After a Medicare Administrative Contractor (MAC) processes your claim for Medicare coverage or payment, you will receive a Medicare Summary Notice (MSN). It explains whether Medicare will pay for your services and how much (if any) you must pay. If Medicare will not pay for the services, the MSN should provide the reason why coverage is denied. If you are not satisfied with Medicare’s determination, you may file an appeal. The 5 potential levels of appeal are described below.
Level 1: Redetermination
If you want to appeal Medicare’s initial determination, you must submit a written, signed request for redetermination within 120 days of receiving the determination. The MSN will direct you where and how to file the request (they can no longer be filed at Social Security offices). The Medicare Administrative Contractor you appeal to must issue a decision within 60 days of receiving your request.
To support your case, ask your provider to write and submit a letter describing your medical condition; why the treatment, service or equipment you received is medically necessary; and how it meets Medicare’s criteria for coverage. You can also include any appropriate medical records.
Level 2: Reconsideration by Qualified Independent Contractor (QIC)
If the redetermination is not in your favor, you can file a request for reconsideration by the QIC within 180 days (this timeframe may be extended for good cause). The QIC will conduct an external review of your appeal and issue a decision within 60 days of receiving your request. You can request an extension of 14 days. Also, a 14-day extension is added each time additional evidence is submitted to the QIC.
If the QIC does not issue a timely decision, you can request for the appeal to be escalated to the next level — an Administrative Law Judge (ALJ) review. Once a request for escalation is made, the QIC has 5 days to either issue a decision or send a request to the ALJ level.
Level 3: Administrative Law Judge (ALJ) Review
If your reconsideration is denied by the QIC, you have the right to a fair hearing before an ALJ if the amount in dispute is at least $180 (in 2022). You can make this request by submitting a completed Form OMHA-100 (available on medicare.gov).

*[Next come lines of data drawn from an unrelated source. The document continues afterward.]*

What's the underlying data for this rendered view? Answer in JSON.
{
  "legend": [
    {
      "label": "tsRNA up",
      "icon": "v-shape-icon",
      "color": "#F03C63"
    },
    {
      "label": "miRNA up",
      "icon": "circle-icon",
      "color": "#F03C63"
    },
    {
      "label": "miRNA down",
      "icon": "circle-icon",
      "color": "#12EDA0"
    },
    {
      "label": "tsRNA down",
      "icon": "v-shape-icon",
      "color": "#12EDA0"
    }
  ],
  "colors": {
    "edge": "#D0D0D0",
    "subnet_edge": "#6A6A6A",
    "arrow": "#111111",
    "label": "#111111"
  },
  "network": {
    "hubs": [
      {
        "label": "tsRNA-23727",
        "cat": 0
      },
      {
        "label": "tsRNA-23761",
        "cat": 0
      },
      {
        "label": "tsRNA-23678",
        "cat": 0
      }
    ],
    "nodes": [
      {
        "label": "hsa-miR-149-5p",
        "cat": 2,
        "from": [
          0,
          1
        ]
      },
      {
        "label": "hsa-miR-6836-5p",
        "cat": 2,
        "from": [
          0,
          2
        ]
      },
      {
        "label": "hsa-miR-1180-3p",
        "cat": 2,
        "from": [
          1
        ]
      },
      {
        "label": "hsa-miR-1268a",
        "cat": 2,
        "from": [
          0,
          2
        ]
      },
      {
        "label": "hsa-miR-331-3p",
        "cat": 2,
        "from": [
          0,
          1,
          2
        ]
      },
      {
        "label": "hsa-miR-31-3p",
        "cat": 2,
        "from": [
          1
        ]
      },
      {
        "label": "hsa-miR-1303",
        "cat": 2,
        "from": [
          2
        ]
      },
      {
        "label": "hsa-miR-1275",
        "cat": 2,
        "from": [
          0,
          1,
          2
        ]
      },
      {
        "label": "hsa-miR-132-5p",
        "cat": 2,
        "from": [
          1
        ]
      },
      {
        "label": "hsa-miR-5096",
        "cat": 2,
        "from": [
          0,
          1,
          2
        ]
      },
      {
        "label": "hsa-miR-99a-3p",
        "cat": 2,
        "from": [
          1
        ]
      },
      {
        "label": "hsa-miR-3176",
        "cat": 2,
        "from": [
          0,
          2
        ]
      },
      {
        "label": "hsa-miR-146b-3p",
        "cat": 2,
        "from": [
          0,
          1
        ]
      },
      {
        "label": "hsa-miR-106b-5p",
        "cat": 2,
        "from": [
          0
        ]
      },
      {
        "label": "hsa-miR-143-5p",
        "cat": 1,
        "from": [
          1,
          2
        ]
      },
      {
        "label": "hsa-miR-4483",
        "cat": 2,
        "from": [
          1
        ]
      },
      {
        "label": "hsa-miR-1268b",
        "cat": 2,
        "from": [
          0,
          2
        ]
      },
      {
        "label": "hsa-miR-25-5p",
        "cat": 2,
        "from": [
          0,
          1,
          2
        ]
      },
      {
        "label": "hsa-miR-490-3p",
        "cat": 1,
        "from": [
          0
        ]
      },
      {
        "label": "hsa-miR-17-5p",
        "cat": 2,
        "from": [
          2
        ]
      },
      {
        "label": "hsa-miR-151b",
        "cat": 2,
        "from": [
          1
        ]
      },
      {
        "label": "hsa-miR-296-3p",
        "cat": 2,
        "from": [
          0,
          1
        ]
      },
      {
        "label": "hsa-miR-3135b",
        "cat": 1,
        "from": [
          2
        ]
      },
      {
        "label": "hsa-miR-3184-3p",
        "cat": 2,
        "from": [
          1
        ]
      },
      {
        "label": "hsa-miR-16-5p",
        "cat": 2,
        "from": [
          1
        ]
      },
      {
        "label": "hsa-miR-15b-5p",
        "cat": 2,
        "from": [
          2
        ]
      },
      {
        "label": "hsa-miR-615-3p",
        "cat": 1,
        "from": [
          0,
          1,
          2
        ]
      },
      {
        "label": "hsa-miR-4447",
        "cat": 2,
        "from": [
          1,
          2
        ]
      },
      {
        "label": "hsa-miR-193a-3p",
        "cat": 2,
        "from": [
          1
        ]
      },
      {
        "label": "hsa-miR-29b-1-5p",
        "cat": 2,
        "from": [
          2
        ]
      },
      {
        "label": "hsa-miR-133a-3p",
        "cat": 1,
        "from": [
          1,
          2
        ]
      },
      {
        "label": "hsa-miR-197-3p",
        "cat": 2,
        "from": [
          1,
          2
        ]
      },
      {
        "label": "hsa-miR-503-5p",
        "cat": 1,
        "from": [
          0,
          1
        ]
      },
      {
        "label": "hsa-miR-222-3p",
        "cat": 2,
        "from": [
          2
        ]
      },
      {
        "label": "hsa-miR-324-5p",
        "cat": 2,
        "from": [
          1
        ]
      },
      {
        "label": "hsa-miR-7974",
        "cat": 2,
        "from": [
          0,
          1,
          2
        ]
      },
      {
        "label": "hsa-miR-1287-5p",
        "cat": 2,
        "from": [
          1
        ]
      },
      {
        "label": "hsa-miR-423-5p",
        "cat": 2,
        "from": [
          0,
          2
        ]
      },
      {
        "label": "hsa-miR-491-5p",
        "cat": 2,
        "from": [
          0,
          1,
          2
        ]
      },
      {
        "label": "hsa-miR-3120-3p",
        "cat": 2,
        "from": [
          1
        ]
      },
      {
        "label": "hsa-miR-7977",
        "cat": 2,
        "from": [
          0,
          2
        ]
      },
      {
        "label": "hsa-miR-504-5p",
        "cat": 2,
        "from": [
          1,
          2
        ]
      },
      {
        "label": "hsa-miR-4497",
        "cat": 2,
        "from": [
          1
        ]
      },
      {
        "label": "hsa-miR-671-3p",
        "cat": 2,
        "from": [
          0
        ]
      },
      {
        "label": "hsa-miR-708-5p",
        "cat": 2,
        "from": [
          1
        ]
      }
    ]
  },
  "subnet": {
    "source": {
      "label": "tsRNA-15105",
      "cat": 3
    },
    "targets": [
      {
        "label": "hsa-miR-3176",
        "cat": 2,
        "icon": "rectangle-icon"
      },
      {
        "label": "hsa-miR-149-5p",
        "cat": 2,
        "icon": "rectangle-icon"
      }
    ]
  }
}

You have 60 days from the date of the QIC decision to file a request for an ALJ hearing. The ALJ has 90 days to issue a decision, but can extend the timeframe for various reasons, such as submission of new evidence or request for an in-person hearing. In addition, if an appeal is escalated without a QIC decision, the ALJ timeframe is extended to 180 days.
ALJ hearings take place at the federal Department of Health and Human Services, which only has 4 offices nationwide with ALJs. As a result, ALJ hearings are commonly held by video teleconference or over the phone. An in-person hearing can be requested at the ALJ’s discretion, if you can should good cause as to why the hearing should be held in person.
Level 4: Medicare Appeals Council (MAC)
If the ALJ decides against you and you want to continue the appeals process, you have 60 days to request a review by the Medicare Appeals Council. The ALJ’s decision letter has information about how to file this request. Council reviews are not conducted in person; the Council reviews the relevant documents and issues a decision. The Council has 90 days to issue a decision, but this timeframe can be extended for several reasons.
Level 5: Federal Court
If the Medicare Appeals Council rules against you and the amount in dispute is at least $1,760 (in 2022), you can file a lawsuit in federal district court within 60 days. You will probably need legal assistance, and the process will likely be time-consuming.
Note: You should consider seeking legal advice before requesting an ALJ, Medicare Appeals Council, or federal court review.